# DU - Slow youtube



## spacemanDXB (Jan 27, 2011)

Dear All,

Are any of you experiencing slow youtube on DU connection? I have 16mbps connection and can't open movies on a regular basis. Reloading the youtube page helpds though. Other video sites (like vimeo) works great. I did not experience this on Etisalat. It has started few months ago and now it's even worse.

EDIT: By openining I meant that they are buffering very slooooooooooooowly until I reload.


----------



## Gavtek (Aug 23, 2009)

Yeah, I get this problem too, download speed is lightning fast, yet I struggle to watch a YouTube video from start to finish smoothly.


----------



## spacemanDXB (Jan 27, 2011)

spacemanDXB said:


> Dear All,
> 
> Are any of you experiencing slow youtube on DU connection? I have 16mbps connection and can't open movies on a regular basis. Reloading the youtube page helpds though. Other video sites (like vimeo) works great. I did not experience this on Etisalat. It has started few months ago and now it's even worse.
> 
> EDIT: By openining I meant that they are buffering very slooooooooooooowly until I reload.

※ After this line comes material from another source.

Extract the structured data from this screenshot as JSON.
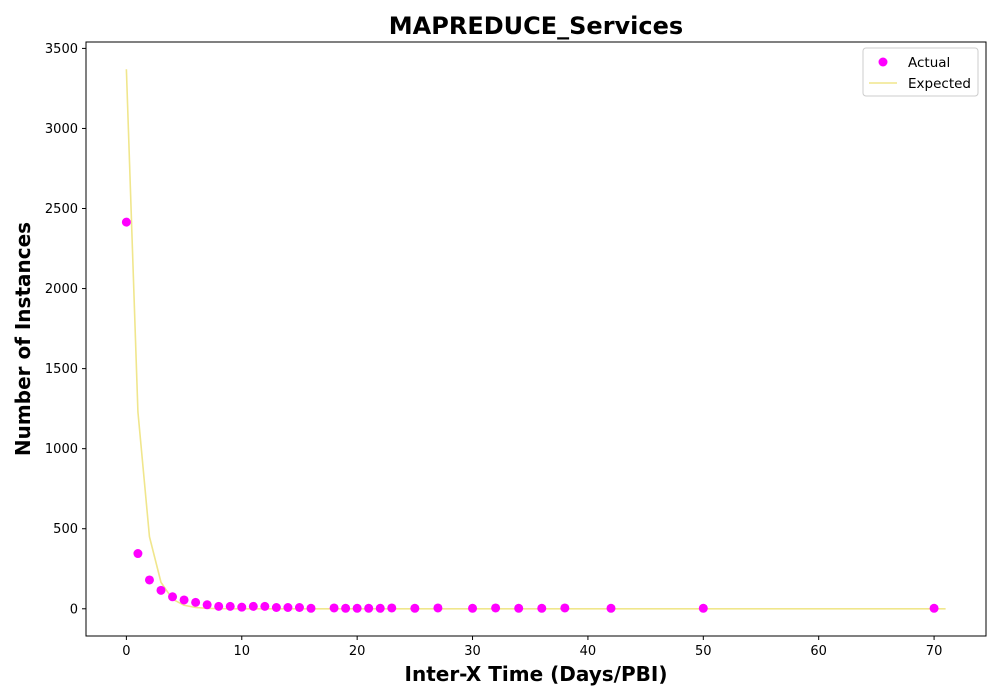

What kind of connection you have? I just upgraded from regular 16mbps to premium 16mbps (there is 4mbps upload instead of one). I know that this 4mbps will not have affect on youtube, but maybe they give a better priority for premium user. Shall see..


----------



## Gavtek (Aug 23, 2009)

Not sure, the fastest one they offer for home users, whatever that is. 30 I think?


----------



## spacemanDXB (Jan 27, 2011)

Gavtek said:


> Not sure, the fastest one they offer for home users, whatever that is. 30 I think?


That depends, they have new offers. Previously it was 24mbps/1mbps regular and 40/something premium now they are having 100mbps/10mbps for premium users.

Question is if you have 40/something mbps premium or 24/1mbps regular


----------



## Gavtek (Aug 23, 2009)

No idea, I didn't pay that much attention, just chose the best package, I can download at 3mb/s if that helps.


----------



## saraswat (Apr 28, 2012)

You might want to look into re-installing/updating your flash software (adobe flash player is what most video streaming clients use). Also, do the following:
1. when you open a youtube link, right click on the video. In the menu that pops up, select 'Settings'.
2. Another smaller window will show up, with images of a computer, folder, mic etc.. In the first tile, there should be a checkbox with 'Enable video accelaration', uncheck it (click the tick mark to remove it). 
3. Finally, go to the tile with the folder having a green arrow pointing downwards, there should a slider in this tile, take it all the way to the right (the text will change to unlimited). That should help with the video playing/buffering... 

Adobe link: Adobe - Install Adobe Flash Player


----------



## spacemanDXB (Jan 27, 2011)

saraswat said:


> You might want to look into re-installing/updating your flash software (adobe flash player is what most video streaming clients use). Also, do the following:
> 1. when you open a youtube link, right click on the video. In the menu that pops up, select 'Settings'.
> 2. Another smaller window will show up, with images of a computer, folder, mic etc.. In the first tile, there should be a checkbox with 'Enable video accelaration', uncheck it (click the tick mark to remove it).
> 3. Finally, go to the tile with the folder having a green arrow pointing downwards, there should a slider in this tile, take it all the way to the left (the text will change to unlimited). That should help with the video playing/buffering...
> ...


Thanks for the tip, but as an ex IT expert I like to keep all my software up to date. As stated previously this happens only on youtube (which is more HTML5 than flash anyways, as they are abandoning flash and migrating to HTML technology instead). Problem exists on all our Macs, mobiles, Apple Tv's etc. This is DU problem, but it's impossible to explain it to them..


----------



## saraswat (Apr 28, 2012)

spacemanDXB said:


> Thanks for the tip, but as an ex IT expert I like to keep all my software up to date. As stated previously this happens only on youtube (which is more HTML5 than flash anyways, as they are abandoning flash and migrating to HTML technology instead). Problem exists on all our Macs, mobiles, Apple Tv's etc. This is DU problem, but it's impossible to explain it to them..


Well that certainly is interesting.. I used to have the whole sluggish/stop in between playing issue with all web streaming but then i employed this and it worked.. flash is being phased out true (so much for the whole Iphone can't play flash argument)

yeah i hear you about DU, even Etisalat, talking to them is like hitting your head repeatedly on a wall...


----------



## spacemanDXB (Jan 27, 2011)

saraswat said:


> Well that certainly is interesting.. I used to have the whole sluggish/stop in between playing issue with all web streaming but then i employed this and it worked.. flash is being phased out true (so much for the whole Iphone can't play flash argument)
> 
> yeah i hear you about DU, even Etisalat, talking to them is like hitting your head repeatedly on a wall...


It's not iphone only (youtube was always working on iphone). Flash is not supported on Android JB (4.1) as well. You can install older version (from 4.0) but it's not officialy supported and there will be no new version of flash for android.

Anyways I'm sure DU puts a cap on youtube and torrents as well, but it's very annoying because youtube is so popular...


----------



## saraswat (Apr 28, 2012)

spacemanDXB said:


> Flash is not supported on Android JB (4.1) as well. You can install older version (from 4.0) but it's not officialy supported and there will be no new version of flash for android.


Learn something new everyday!! ..


----------



## spacemanDXB (Jan 27, 2011)

saraswat said:


> Learn something new everyday!! ..


Yeah, it seems that Steve was right after all


----------